The Accessibility Center of Excellence (ACE) and Experience Accessibility Team (EAT) will focus on greater accessibility across the social media platform.
The announcement comes after Twitter faced criticism from the disabled community in June for the rollout of its audio tweets feature, without a captioning functionality being made available.
Ashley Boyer, a deaf software engineer, tweeted: “As a Disabled software engineer directly affected by this blatantly ainaccessible voice tweet feature, it is incredibly soul crushing to see a massive company with endless resources release sh** like this and say ‘we’ll figure it out later.'”
Responding to the backlash, Twitter designer Maya Gold-Patterson said it was a “huge error”, while @TwitterAble co-founder Andrew Hayward revealed that there was “no formal team” working on accessibility at the company.
However, in a blog post published by Twitter on Wednesday, the platform said that testing the voice tweet feature in the summer made them “realize how much work we still need to do as a company”.
Their post reads: “We made a commitment to make Twitter more inclusive for the disabled community – creating a dedicated team to focus on greater accessibility, tooling, and advocacy across all of our products.
“We’re introducing two new teams we’re building to focus on this work: 1) the Accessibility Center of Excellence and 2) the Experience Accessibility Team, which will focus specifically on the features and products on Twitter.”
In an explanation of the two teams, Twitter said the ACE will “set goals, drive progress, consult and partner with groups across our core business functions to help make aspects of Twitter more accessible”, including accessibility in office spaces, communications strategies and policy standards.
Meanwhile, the EAT will work within the product team “on new and existing features and products” and promote greater accessibility on the platform.
They’ll work in tandem with the Accessibility Center for Excellence to ensure we’re held accountable in identifying and filling accessibility gaps throughout the product development lifecycle,” Twitter added.
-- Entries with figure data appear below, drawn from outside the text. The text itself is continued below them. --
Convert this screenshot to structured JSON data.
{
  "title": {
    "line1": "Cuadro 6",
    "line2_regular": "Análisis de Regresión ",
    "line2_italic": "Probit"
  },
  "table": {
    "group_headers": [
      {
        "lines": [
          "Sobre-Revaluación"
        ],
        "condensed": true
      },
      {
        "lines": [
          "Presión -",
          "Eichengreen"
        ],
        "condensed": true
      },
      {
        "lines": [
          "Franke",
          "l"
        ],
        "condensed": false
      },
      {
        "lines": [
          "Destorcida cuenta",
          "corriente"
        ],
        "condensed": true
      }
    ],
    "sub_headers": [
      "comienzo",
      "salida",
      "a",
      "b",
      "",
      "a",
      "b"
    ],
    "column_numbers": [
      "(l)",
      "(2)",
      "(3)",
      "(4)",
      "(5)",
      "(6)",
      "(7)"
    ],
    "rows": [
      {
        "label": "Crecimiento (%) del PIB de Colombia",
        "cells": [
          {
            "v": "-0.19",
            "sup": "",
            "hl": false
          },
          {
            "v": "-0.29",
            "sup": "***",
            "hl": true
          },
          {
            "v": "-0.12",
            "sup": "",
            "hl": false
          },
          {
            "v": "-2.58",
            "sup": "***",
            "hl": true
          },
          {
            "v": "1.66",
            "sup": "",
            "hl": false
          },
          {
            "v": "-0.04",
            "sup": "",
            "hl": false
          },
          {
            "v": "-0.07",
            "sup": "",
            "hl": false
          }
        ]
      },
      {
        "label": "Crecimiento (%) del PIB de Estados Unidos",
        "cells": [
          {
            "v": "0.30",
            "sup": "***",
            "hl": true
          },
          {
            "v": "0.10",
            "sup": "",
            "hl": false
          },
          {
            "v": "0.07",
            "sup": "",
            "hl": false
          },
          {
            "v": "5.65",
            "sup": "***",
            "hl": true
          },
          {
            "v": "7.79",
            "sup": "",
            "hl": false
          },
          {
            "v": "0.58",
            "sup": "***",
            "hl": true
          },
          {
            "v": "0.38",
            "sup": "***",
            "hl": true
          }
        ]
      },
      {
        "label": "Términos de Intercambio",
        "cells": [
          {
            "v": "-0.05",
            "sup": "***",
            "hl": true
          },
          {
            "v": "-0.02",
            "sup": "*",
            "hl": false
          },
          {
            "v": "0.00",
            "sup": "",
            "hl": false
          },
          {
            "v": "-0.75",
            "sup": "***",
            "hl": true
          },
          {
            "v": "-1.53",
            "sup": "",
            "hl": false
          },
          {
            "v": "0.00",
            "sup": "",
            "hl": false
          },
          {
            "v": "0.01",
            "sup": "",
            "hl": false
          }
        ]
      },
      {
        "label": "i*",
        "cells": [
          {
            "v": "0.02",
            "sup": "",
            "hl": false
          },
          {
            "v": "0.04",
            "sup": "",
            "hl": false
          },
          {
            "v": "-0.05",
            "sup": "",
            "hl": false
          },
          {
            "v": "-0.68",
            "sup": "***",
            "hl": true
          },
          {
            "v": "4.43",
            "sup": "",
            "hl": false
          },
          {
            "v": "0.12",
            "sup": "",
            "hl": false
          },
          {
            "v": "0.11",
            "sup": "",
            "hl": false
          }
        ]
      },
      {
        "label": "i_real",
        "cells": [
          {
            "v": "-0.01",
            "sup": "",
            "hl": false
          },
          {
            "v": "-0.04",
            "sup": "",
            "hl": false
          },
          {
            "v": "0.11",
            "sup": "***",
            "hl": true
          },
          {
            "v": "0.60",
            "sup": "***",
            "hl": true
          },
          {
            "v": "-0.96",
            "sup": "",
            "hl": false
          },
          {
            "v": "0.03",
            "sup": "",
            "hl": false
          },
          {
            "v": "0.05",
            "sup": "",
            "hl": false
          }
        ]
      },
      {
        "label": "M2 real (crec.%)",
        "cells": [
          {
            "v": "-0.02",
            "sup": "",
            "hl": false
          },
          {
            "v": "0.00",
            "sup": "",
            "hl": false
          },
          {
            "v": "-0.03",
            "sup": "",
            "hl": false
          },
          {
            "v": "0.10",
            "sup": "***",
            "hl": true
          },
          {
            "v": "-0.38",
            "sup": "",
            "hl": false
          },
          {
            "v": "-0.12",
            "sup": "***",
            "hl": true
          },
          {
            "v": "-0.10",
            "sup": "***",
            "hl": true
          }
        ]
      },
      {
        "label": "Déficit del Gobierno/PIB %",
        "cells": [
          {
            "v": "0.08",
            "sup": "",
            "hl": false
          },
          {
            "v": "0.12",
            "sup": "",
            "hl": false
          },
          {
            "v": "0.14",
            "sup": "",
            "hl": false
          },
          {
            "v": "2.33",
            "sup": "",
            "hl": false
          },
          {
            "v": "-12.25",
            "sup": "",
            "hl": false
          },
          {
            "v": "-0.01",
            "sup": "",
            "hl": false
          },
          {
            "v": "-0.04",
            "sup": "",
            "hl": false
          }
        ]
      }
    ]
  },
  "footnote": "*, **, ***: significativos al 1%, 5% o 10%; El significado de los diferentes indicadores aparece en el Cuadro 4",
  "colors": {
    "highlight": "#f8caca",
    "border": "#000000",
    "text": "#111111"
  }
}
The news follows a series of job postings from the company, including software engineers for ‘client accessibility’ and accessibility designers.
Meanwhile, Twitter has also confirmed that they are looking to add automated captions – which rely on voice recognition – to audio and video on the platform by early next year.
“This lays the foundation for a longer-term roadmap that invests broadly in media accessibility throughout our service.
“We’ve partnered with external groups and over the coming months we’ll be gathering feedback from people with disabilities via interviews, surveys, and doing remote usability studies of new prototypes.
“While this is underway, we’ll continue to test related media features,” they said.